The Rolling Stones and Kiss are both classic rock bands with a certain swagger, so it only makes sense one of Kiss’ more famous songs was an intentional Rolling Stones rip off. In fact, the Kiss song in question was originally going to have a name similar to the Rolling Stones song which inspired it. However Kiss member Paul Stanley got in the way of that.
The song that inspired the Rolling Stones’ ‘Brown Sugar’
It all starts with rock ‘n’ roll singer Freddy Canon. He gave the world a hit song called “Tallahassee Lassie” in 1959. During a Rolling Stone interview, Mick Jagger said he wrote a groove for “Brown Sugar” which was reminiscent of the groove from “Tallahassee Lassie.”
Because of this, “Brown Sugar” could be seen as one of many examples of 1970s pop culture designed to emulate the 1950s. After that, the cycle of influence would continue when Kiss drew inspiration from “Brown Sugar.”

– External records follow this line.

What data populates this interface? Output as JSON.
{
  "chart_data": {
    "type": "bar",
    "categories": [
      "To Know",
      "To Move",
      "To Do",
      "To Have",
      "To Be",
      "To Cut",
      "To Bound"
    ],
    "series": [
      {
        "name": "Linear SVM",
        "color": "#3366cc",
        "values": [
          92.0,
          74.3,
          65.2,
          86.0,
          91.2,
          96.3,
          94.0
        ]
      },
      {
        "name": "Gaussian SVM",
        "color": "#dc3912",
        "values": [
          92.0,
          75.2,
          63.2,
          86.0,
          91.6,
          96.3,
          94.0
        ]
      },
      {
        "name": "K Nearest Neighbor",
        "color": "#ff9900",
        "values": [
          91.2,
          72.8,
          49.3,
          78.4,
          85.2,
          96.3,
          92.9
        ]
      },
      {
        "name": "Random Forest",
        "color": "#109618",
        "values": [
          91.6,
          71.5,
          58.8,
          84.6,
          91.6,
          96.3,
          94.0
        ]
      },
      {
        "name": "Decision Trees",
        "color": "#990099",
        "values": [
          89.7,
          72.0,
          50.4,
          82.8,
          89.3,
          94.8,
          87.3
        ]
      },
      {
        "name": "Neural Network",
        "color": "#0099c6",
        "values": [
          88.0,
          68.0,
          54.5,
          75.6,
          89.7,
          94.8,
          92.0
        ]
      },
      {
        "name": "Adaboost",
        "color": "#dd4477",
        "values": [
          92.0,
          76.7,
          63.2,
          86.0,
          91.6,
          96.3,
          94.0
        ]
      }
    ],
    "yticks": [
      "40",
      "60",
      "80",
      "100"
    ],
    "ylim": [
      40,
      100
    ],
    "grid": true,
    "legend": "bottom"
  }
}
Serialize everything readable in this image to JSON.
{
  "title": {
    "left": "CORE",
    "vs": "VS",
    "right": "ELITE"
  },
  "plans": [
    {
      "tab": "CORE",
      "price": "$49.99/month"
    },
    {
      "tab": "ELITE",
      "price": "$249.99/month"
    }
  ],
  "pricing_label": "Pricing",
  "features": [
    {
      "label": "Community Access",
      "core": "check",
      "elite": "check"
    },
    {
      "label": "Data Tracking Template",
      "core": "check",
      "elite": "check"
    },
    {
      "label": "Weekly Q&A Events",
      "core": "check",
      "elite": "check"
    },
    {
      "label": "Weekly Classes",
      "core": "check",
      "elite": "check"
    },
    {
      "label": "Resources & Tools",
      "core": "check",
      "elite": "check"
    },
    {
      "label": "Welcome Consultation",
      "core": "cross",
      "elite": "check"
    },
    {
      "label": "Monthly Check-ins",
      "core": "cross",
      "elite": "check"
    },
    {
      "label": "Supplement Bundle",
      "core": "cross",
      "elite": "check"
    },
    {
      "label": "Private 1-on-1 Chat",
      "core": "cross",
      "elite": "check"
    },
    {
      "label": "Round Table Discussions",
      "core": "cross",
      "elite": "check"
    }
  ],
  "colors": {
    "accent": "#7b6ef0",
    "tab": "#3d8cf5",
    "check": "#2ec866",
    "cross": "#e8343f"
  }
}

The time members of Kiss stole song titles from each other
Kiss went into depth about the creation of their songs in the book KISS Behind the Mask: The Official Authorized Biography. In the book, members of the band say they were influenced by everything from Led Zeppelin’s “Whole Lotta Love” to the Fab Four to The Three Stooges. In addition, Gene Simmons even said he tried to rip off the Rolling Stones’ “Brown Sugar” with one of his band’s biggest hits.
“I told [Kiss’] Paul [Stanley] I was writing a … song called ‘Black Diamond’ and that I was going to rip off the Rolling Stones song ‘Brown Sugar,’” Simmons admitted. “They sound like they’re sisters, ‘Brown Sugar,’ the younger sister of ‘Black Diamond,’ who is the experienced prostitute walking the streets. That was gonna be my story, she’s out on the streets for a living, ‘Black Diamond.’”
The following day, Stanley wrote another song also called “Black Diamond.” Because of this, Simmons changed the title of his song “Black Diamond” to “Christine Sixteen.” The finished song was not about a prostitute.
How ‘Christine Sixteen’ compares to ‘Brown Sugar’
“Christine Sixteen” sounds like “Brown Sugar” but it has a very different subject matter. The former is about an older individual who falls in love with a 16-year-old while the latter is about the Antebellum South. How did the two songs compare on the charts?
“Brown Sugar” reached No. 1 on the Billboard Hot 100. It’s one of several No. 1 singles by the Rolling Stones, meaning it’s one of the group’s bigger hits. Similarly, “Christine Sixteen” became one of Kiss’ biggest hits, however, it merely reached No. 25 on the Billboard Hot 100.
This is unsurprising, as Kiss only reached the top 10 three times and never a No. 1 single. Regardless of how “Brown Sugar’ and “Christine Sixteen” performed, it’s fascinating how there’s connective tissue between these two iconic 1970s rock songs.